L'Iran ha attaccato diverse basi militari americane nel Golfo Persico in questa giornata di mercoledì, in rappresaglia a un attacco aereo condotto dagli Stati Uniti contro il paese. L'attacco americano è avvenuto martedì e aveva come obiettivo le installazioni della Guardia Rivoluzionaria dell'Iran, inclusi sistemi di difesa aerea, radar e installazioni marittime, come ha riferito il Comando Centrale Orientale (Centcom) attraverso il social network X.
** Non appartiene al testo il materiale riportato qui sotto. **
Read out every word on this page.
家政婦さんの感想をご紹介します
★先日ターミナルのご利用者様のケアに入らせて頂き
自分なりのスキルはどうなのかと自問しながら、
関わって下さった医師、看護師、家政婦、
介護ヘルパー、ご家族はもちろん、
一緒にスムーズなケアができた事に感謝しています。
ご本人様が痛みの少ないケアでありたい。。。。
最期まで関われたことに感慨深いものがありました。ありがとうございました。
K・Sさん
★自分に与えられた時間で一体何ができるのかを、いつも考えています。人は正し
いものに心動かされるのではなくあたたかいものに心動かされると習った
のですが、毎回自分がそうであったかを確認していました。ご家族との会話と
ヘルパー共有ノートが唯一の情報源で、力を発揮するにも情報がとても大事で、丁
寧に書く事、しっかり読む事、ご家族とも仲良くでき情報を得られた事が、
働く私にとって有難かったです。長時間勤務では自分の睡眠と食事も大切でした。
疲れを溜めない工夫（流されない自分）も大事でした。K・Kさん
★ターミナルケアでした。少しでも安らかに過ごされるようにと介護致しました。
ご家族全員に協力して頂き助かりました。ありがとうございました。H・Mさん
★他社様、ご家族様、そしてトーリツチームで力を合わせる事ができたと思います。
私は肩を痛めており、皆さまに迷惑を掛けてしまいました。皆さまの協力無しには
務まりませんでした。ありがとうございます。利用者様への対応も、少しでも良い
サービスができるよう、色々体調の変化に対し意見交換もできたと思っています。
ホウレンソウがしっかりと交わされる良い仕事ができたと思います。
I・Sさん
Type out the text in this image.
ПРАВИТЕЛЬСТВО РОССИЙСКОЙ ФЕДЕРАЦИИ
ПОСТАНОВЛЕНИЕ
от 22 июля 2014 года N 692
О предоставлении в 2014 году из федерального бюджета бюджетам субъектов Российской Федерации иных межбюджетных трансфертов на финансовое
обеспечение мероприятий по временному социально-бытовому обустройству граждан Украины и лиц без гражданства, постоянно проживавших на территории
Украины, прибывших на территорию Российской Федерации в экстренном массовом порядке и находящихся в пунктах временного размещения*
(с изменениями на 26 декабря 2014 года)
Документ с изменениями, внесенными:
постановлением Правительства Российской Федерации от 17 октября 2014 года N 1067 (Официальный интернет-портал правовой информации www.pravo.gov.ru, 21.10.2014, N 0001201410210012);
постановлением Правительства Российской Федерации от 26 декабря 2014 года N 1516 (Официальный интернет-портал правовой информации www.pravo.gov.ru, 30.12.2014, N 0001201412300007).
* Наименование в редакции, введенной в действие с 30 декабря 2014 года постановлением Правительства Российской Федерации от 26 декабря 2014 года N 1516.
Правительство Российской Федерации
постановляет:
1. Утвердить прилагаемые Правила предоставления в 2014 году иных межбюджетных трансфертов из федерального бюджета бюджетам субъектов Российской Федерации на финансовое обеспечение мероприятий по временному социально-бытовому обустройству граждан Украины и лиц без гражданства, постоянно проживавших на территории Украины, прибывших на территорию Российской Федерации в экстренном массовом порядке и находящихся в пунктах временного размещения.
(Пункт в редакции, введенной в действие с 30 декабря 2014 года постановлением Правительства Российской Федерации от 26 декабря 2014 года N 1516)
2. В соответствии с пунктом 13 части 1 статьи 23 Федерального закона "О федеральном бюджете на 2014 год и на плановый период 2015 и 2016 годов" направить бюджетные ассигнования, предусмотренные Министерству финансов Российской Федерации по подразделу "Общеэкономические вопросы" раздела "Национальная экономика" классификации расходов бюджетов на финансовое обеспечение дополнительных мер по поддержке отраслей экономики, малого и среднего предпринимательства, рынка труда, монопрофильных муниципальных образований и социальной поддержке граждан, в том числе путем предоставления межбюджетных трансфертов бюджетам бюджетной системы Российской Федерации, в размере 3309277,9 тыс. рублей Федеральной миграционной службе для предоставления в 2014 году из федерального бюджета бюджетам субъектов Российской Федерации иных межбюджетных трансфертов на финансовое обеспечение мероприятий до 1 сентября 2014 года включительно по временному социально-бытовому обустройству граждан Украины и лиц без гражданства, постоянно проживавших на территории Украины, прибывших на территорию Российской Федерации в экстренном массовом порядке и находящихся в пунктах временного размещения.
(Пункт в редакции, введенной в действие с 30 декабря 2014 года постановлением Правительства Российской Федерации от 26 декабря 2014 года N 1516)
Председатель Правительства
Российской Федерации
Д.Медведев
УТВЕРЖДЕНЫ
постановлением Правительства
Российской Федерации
Le forze iraniane hanno affermato di aver lanciato una "operazione rappresaglia decisiva" utilizzando missili e droni, prendendo di mira "basi e interessi americani nella regione". L'informazione è stata pubblicata dall'agenzia di stampa statale Tasnim. La Guardia Rivoluzionaria, esercito ideologico della Repubblica Islamica, successivamente ha rivendicato la responsabilità dell'azione contro le basi degli Stati Uniti.
Questo è il secondo attacco aereo americano contro l'Iran in pochi giorni, il che ha escalato le tensioni tra i due paesi nella regione del Golfo Persico. L'offensiva americana è stata annunciata dallo stesso Centcom come conclusa, ma ha scatenato la risposta iraniana ore dopo.